Curiousfarmer started with an emphasis on Farmer, but over the first 100 posts, has evolved into an emphasis on Curious. That’s good. I can always be curious.
I started this blog to share what I know about farming. I quickly realized how little I know, and how boring it is to only write what I know. It’s way more fun and interesting to write what I am learning.
I made a mistake on the post, “Fragile Beginnings.” The eggs pictured were not from a Brown Thrasher. The eggs pictured below are from a Brown Thrasher.
Because I wanted to write about the eggs pictured in “Fragile Beginnings,” I had to organize my thoughts. I found out how little I knew, and what I did know was wrong.

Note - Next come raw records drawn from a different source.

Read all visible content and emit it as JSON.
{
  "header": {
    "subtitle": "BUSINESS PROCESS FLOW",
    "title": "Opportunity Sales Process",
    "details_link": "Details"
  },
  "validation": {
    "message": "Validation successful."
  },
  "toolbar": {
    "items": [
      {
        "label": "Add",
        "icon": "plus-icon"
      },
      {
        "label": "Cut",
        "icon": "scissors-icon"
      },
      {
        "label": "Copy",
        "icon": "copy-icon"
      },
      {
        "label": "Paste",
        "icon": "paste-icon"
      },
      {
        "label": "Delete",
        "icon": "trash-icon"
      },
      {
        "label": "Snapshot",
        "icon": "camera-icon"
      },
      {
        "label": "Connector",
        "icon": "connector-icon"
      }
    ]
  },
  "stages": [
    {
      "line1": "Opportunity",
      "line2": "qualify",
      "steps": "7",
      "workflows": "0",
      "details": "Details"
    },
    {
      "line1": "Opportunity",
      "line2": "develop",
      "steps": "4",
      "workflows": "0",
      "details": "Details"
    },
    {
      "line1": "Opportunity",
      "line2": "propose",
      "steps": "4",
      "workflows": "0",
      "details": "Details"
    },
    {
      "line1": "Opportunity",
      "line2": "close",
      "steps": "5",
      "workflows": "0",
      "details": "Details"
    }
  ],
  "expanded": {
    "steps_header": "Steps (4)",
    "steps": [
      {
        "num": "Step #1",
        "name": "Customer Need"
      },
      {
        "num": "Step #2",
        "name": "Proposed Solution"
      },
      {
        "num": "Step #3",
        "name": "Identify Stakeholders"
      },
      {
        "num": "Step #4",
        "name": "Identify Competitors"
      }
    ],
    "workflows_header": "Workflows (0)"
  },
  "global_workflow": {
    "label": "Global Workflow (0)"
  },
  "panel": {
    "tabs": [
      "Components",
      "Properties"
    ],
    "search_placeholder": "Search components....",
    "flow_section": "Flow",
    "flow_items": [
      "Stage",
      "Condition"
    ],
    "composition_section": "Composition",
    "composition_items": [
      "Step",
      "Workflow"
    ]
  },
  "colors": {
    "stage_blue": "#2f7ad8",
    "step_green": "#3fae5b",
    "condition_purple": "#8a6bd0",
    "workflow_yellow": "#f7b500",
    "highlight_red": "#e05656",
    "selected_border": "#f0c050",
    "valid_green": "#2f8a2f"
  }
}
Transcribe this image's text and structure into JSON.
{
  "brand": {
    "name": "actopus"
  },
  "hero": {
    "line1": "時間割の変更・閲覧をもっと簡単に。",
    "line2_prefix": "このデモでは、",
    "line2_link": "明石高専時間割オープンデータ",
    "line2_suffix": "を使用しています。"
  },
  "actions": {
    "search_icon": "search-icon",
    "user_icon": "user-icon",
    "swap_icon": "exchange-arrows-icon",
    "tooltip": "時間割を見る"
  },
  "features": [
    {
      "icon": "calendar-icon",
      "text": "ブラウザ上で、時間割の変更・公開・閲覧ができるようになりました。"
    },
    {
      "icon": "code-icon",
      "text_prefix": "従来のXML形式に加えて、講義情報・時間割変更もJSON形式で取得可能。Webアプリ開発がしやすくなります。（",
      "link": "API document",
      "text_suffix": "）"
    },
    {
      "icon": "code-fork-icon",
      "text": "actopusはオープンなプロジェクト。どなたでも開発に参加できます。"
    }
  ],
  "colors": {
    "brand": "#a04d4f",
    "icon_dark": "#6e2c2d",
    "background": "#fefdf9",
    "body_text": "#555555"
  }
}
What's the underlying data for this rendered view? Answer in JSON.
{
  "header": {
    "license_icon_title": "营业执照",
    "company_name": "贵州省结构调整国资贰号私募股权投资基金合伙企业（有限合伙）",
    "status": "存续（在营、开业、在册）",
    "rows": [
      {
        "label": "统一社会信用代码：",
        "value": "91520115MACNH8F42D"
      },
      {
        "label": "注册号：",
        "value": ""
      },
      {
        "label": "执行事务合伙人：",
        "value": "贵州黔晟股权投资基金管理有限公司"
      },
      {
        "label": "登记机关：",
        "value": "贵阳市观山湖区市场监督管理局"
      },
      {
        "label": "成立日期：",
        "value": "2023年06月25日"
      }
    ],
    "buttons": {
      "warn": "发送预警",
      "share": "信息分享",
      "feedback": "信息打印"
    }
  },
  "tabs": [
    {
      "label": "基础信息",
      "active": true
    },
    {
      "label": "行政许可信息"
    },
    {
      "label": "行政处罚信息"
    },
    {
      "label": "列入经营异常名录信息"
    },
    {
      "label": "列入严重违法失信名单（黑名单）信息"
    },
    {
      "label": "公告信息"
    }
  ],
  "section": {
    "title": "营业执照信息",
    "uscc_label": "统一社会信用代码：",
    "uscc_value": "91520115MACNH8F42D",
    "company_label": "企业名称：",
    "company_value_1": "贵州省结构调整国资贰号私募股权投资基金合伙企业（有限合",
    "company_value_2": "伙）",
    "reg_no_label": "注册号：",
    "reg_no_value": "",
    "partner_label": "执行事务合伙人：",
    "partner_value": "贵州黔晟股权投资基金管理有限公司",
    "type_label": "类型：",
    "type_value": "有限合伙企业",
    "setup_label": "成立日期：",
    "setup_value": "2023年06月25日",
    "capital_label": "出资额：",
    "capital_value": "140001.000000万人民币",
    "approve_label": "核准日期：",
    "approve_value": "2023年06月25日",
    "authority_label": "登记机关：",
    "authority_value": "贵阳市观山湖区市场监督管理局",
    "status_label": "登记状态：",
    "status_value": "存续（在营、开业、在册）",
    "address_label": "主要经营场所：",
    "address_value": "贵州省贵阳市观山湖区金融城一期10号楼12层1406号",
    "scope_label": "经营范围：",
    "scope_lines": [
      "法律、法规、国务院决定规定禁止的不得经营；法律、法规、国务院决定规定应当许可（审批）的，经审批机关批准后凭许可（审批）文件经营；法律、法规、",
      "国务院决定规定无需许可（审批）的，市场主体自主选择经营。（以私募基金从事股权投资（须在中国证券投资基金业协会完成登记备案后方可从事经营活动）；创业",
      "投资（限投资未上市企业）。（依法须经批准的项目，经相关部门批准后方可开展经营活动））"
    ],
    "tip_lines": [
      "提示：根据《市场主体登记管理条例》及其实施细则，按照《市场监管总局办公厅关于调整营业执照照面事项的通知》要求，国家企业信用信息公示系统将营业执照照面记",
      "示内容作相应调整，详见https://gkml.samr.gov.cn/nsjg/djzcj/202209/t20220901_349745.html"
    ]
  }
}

I saw a Thrush fly out of the tall grass by the pond. Then I saw the nest and assumed it belonged to the Thrush. I snapped a picture and began to research Thrush on the internet.
Unfortunately, I couldn’t find any type of Thrush that resembled the bird I saw. So I did some more research and came up with some suspects. After a few more sightings, I knew the bird was a Brown Thrasher. So I wrote the post. There were no pictures I could find of Brown Thrasher eggs.
Today I was driving the ATV past a Gooseberry bush and a Brown Thrasher flew out of the middle of it. I realized she may have a nest, so I checked it out.
“Crap! This is what Brown Thrasher eggs look like.”
I returned and bothered the Brown Thrasher again and snapped a picture. Now I know that there are Brown Thrasher eggs on the internet.
June 10, 2010
Cow eating placenta, shortly after giving birth. Why do they do this? Many other mammals do as well. It’s called placentophagy.
It’s becoming vogue for people to eat placenta. There are purported health benefits. Have you heard of this?
Here is a funny video of Joel Stein, my favorite writer for Time, watching his wife’s placenta being prepared for consumption.
“You’re not going to kiss me with that mouth, are you Mom?”